Jerusalem - Der israelische Verteidigungsminister Benjamin Ben-Eliezer hat der palästinensischen Autonomiebehörde erneut vorgeworfen, nichts gegen den Terrorismus zu tun. Zugleich erklärte er am Donnerstag, ranghohe Vertreter der Palästinenser seien zunehmend unzufrieden mit der Politik ihres Präsidenten Yasser Arafat. Eine Mehrheit sei der Meinung, Arafat führe das palästinensische Volk in eine Tragödie, sagte Ben-Eliezer dem israelischen Radio.

Von palästinensischer Seite wurde dies zurückgewiesen. "Ziel der israelischen Kampagne gegen Präsident Arafat ist es, den Blick abzulenken von den täglichen Verbrechen, die die israelische Armee gegen unser Volk verübt", sagte der Generalsekretär des palästinensichen Kabinetts, Ahmed Abdel Rahman.

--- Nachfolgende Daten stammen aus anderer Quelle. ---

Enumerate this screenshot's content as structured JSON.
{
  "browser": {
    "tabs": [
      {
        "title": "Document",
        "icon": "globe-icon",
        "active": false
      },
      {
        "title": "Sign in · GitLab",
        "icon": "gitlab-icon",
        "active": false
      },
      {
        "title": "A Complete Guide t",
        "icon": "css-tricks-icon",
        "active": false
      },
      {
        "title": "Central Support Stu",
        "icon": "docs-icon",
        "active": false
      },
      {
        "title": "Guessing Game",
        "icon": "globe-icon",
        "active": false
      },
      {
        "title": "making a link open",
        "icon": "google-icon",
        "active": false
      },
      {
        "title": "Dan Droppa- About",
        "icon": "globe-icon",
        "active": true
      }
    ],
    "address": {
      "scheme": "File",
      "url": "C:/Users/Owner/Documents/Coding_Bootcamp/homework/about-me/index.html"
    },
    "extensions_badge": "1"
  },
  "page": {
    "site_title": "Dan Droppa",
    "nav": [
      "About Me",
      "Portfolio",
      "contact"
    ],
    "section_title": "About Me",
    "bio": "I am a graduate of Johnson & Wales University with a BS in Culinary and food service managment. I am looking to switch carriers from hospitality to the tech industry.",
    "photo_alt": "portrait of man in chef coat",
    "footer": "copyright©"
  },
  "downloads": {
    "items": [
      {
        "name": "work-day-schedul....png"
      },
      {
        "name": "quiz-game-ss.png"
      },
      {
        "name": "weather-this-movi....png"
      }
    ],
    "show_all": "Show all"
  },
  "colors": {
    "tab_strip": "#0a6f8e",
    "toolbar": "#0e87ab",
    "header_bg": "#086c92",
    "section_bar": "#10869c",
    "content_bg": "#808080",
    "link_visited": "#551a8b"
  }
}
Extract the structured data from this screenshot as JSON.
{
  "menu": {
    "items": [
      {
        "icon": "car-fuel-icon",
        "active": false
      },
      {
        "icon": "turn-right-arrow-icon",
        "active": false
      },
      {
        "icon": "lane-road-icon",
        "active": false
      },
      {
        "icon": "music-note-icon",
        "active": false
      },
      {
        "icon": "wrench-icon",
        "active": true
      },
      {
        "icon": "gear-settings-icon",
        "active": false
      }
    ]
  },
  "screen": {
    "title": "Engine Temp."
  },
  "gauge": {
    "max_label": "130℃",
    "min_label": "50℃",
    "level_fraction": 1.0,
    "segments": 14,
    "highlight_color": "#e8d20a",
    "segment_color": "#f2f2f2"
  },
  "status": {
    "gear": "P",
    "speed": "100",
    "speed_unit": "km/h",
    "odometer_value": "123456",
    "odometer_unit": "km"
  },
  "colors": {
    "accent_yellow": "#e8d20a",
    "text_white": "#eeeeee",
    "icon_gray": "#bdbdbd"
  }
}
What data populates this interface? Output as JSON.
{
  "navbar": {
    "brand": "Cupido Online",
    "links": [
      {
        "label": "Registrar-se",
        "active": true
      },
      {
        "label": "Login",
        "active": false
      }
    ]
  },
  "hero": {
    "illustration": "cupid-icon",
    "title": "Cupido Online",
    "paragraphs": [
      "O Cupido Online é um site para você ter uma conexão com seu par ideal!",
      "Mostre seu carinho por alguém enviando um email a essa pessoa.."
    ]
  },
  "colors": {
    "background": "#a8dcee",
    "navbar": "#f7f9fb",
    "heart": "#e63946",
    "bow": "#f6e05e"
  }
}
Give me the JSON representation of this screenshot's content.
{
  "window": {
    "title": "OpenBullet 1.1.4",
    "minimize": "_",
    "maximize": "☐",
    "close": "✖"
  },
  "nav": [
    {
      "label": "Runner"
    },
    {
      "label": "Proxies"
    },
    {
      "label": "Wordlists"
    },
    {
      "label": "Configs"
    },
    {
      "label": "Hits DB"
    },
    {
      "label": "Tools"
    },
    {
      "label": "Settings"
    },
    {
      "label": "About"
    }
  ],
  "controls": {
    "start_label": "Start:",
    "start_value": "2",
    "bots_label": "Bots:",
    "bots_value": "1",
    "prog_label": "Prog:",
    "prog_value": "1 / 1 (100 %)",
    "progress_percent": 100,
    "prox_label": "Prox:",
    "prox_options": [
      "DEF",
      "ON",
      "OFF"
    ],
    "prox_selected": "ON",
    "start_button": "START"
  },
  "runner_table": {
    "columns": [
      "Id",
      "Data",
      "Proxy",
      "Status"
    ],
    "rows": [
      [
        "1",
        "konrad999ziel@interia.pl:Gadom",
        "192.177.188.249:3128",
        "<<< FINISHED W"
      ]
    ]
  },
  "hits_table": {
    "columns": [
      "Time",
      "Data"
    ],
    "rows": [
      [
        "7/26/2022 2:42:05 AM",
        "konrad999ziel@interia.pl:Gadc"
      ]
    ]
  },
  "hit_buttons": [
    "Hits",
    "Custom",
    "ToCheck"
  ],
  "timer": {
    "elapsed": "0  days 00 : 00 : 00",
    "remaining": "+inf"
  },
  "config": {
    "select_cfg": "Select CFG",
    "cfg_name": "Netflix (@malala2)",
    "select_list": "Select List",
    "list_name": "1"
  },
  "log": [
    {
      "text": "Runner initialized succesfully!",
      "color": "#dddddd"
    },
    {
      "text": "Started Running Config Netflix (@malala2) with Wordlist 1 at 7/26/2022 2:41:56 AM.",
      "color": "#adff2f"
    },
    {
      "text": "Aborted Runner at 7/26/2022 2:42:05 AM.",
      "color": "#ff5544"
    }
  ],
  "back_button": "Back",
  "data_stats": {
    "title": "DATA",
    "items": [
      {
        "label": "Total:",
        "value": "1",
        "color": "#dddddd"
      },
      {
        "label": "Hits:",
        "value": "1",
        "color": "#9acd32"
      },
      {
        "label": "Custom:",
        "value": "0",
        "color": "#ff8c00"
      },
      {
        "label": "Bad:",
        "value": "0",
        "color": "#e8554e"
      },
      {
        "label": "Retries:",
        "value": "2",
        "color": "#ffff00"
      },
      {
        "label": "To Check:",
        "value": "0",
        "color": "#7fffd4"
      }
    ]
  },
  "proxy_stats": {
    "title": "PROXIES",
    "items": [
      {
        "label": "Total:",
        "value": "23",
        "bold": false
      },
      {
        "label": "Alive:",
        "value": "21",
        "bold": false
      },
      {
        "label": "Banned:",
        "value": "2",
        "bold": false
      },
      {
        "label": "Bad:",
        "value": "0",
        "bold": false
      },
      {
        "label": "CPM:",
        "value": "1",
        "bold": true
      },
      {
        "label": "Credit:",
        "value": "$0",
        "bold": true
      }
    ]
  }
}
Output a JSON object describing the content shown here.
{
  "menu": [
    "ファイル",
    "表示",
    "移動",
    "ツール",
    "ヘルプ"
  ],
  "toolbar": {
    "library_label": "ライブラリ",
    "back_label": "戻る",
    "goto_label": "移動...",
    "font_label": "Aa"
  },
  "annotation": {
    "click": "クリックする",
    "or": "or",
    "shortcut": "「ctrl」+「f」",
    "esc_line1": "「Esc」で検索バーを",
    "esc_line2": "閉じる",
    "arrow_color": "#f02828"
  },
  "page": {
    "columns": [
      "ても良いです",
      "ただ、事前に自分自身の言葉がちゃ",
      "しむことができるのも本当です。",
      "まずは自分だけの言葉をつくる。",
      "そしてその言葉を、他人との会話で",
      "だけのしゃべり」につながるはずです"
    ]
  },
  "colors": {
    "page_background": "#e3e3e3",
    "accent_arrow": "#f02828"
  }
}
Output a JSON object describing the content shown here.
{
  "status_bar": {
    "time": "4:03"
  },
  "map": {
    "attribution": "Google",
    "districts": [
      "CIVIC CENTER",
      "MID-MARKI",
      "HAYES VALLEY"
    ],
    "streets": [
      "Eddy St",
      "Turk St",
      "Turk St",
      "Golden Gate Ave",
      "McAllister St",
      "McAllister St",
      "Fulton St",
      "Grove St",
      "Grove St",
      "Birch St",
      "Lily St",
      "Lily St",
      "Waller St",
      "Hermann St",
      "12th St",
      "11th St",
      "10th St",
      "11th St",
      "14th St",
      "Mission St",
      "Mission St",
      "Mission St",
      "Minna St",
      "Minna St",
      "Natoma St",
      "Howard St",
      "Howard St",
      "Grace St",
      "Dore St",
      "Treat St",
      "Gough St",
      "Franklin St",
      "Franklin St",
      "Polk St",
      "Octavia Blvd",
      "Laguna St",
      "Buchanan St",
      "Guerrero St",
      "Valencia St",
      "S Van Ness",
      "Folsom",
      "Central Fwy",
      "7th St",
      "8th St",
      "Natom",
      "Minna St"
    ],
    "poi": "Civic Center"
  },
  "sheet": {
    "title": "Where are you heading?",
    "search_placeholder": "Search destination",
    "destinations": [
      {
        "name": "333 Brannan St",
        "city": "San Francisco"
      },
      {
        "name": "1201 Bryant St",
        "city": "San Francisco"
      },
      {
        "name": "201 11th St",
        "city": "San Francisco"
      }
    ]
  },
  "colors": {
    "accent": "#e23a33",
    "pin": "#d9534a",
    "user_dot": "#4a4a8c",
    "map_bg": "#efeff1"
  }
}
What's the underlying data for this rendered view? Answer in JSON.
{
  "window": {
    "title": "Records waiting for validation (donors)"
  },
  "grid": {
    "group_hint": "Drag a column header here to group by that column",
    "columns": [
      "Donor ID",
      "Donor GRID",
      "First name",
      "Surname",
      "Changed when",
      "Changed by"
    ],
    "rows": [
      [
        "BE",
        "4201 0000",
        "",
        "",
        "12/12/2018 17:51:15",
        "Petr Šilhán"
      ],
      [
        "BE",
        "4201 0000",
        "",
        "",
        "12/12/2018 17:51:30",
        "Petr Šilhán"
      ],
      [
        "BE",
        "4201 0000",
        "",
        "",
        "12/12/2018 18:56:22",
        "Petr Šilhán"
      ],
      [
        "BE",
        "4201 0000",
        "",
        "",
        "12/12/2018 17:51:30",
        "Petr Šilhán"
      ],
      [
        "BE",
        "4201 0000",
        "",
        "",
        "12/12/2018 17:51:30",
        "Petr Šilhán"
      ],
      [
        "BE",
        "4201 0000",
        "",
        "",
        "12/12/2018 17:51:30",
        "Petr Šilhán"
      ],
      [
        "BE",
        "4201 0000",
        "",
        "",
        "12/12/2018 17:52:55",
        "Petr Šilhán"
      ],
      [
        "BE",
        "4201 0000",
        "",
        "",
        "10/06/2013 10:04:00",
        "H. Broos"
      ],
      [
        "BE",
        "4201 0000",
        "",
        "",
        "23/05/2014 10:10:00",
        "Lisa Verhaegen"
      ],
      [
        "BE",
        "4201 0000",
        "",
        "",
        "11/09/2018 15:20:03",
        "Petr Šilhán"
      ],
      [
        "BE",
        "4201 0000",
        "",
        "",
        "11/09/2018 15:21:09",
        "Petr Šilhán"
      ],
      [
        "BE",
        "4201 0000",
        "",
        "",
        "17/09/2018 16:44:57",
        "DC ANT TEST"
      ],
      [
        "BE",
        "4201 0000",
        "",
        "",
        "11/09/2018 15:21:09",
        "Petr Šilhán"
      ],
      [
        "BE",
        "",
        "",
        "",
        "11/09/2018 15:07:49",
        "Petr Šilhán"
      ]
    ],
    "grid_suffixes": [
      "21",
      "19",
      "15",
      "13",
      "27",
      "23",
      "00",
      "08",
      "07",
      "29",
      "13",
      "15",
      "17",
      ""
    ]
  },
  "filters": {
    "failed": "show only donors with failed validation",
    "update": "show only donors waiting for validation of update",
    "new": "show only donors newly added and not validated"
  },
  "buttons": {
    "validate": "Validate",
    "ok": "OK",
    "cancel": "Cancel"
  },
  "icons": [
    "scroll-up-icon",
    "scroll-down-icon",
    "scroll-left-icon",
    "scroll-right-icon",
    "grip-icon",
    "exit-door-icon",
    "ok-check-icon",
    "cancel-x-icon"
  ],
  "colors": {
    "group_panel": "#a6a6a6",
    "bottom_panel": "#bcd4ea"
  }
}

Raanan Gissin, ein enger Berater des israelischen Ministerpräsidenten Ariel Sharon, sagte, Israel sei über die Friedensinitiative der EU für den Nahen Osten nicht informiert. Eine solche sei nach Angaben des palästinensischen Kabinettsministers Nabil Shaath an die USA übermittelt worden. Schaath, der sich zu Gesprächen in Washington aufhält, sagte, im ersten Teil des Plans gehe es um die Schaffung eines palästinensischen Staates, die Beendigung der israelischen Besetzung des Westjordanlandes und des Gazastreifens sowie um eine Lösung für die palästinensischen Flüchtlinge.

Der zweite Teil befasse sich mit dem Ende der Gewalt durch die Umsetzung bestehender Vereinbarungen. Der Plan enthalte auch die Entsendung internationaler Beobachter zur Überwachung des Waffenstillstands. Er erwarte eine intensive Erörterung des Plans während der bevorstehenden Sitzung der UN-Vollversammlung, sagte Schaath. (APA/AP)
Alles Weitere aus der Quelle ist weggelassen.